As we begin to depart from the experiences of learning and teaching during the pandemic, it is important not to discard the new pedagogical skills and innovative practices that have been developed through this period. As much of the UK HE sector moves away from a fully online provision, we are now inhabiting a hybridised space in which pre and post pandemic teaching skills and experiences have the potential to come together and produce a reimagined pedagogy of ‘connectedness’. The TREC curriculum design model (Cullen and McCabe, 2021) was developed as a response to a supporting a large number of academics in pivoting to online teaching in March 2020. It promotes a genuine active learning approach in the sense that it encourages students to construct their own understandings and make meanings about particular events and experiences resulting in a deeper levels of learning. Since it’s introduction it has evolved to provide a framework for sessions and activities conducted in both face-to-face and online environments through activities such as, microteaching, observation and more traditional lectures and seminars.
In this paper the authors and designers of the model reflect upon their observations of tutor engagement with TREC, the changes to practice that they have observed through the period and the implications of these for sustainable active learning and connected pedagogies. Cullen, R and McCabe, O (2022) Active Learning Journeys: The TREC Model in 100 ideas for Active Learning.

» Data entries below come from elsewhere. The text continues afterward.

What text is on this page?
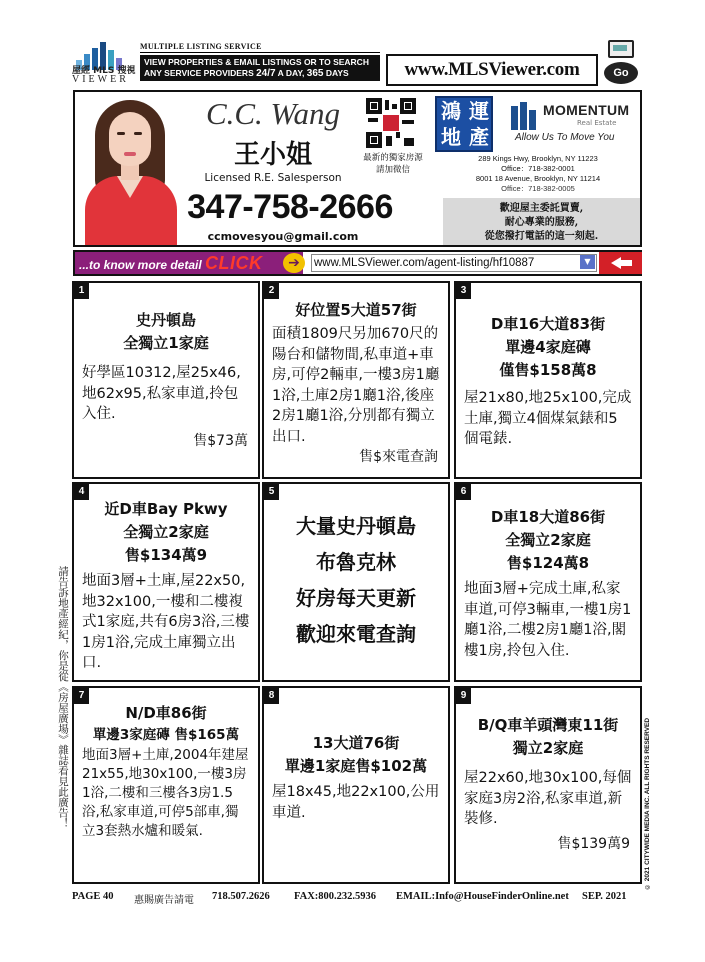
屋經 MLS 搜視
VIEWER
MULTIPLE LISTING SERVICE
VIEW PROPERTIES & EMAIL LISTINGS OR TO SEARCH
ANY SERVICE PROVIDERS 24/7 A DAY, 365 DAYS	www.MLSViewer.com	Go
C.C. Wang
王小姐
Licensed R.E. Salesperson
347-758-2666
ccmovesyou@gmail.com
最新的獨家房源
請加微信
鴻 運
地 產
MOMENTUM
Real Estate
Allow Us To Move You
289 Kings Hwy, Brooklyn, NY 11223
Office：718-382-0001
8001 18 Avenue, Brooklyn, NY 11214
Office：718-382-0005
歡迎屋主委託買賣,
耐心專業的服務,
從您撥打電話的這一刻起.
...to know more detail CLICK	➔	www.MLSViewer.com/agent-listing/hf10887	▼
1
史丹頓島
全獨立1家庭
好學區10312,屋25x46,地62x95,私家車道,拎包入住.
售$73萬
2
好位置5大道57街
面積1809尺另加670尺的陽台和儲物間,私車道+車房,可停2輛車,一樓3房1廳1浴,土庫2房1廳1浴,後座2房1廳1浴,分別都有獨立出口.
售$來電查詢
3
D車16大道83街
單邊4家庭磚
僅售$158萬8
屋21x80,地25x100,完成土庫,獨立4個煤氣錶和5個電錶.
4
近D車Bay Pkwy
全獨立2家庭
售$134萬9
地面3層+土庫,屋22x50,地32x100,一樓和二樓複式1家庭,共有6房3浴,三樓1房1浴,完成土庫獨立出口.
5
大量史丹頓島
布魯克林
好房每天更新
歡迎來電查詢
6
D車18大道86街
全獨立2家庭
售$124萬8
地面3層+完成土庫,私家車道,可停3輛車,一樓1房1廳1浴,二樓2房1廳1浴,閣樓1房,拎包入住.
7
N/D車86街
單邊3家庭磚 售$165萬
地面3層+土庫,2004年建屋21x55,地30x100,一樓3房1浴,二樓和三樓各3房1.5浴,私家車道,可停5部車,獨立3套熱水爐和暖氣.
8
13大道76街
單邊1家庭售$102萬
屋18x45,地22x100,公用車道.
9
B/Q車羊頭灣東11街
獨立2家庭
屋22x60,地30x100,每個家庭3房2浴,私家車道,新裝修.
售$139萬9
請告訴地產經紀，你是從《房屋廣場》雜誌看見此廣告！	© 2021 CITYWIDE MEDIA INC. ALL RIGHTS RESERVED
PAGE 40 惠賜廣告請電 718.507.2626 FAX:800.232.5936 EMAIL:Info@HouseFinderOnline.net SEP. 2021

Orlagh McCabe is a senior lecturer in Academic Development at Manchester Metropolitan University. She is programme leader for the PGCLTHE in the University Teaching Academy and became a Principal Fellow of the Higher Education Academy in March 2019.
Dr Rod Cullen is Senior Lecturer in Learning and Teaching Technologies. He has over 20 years’ experience of online and blended learning with a long standing interest in interactive classroom technologies. Rod has been a Principal Fellow of the Higher Education Academy since January 2022.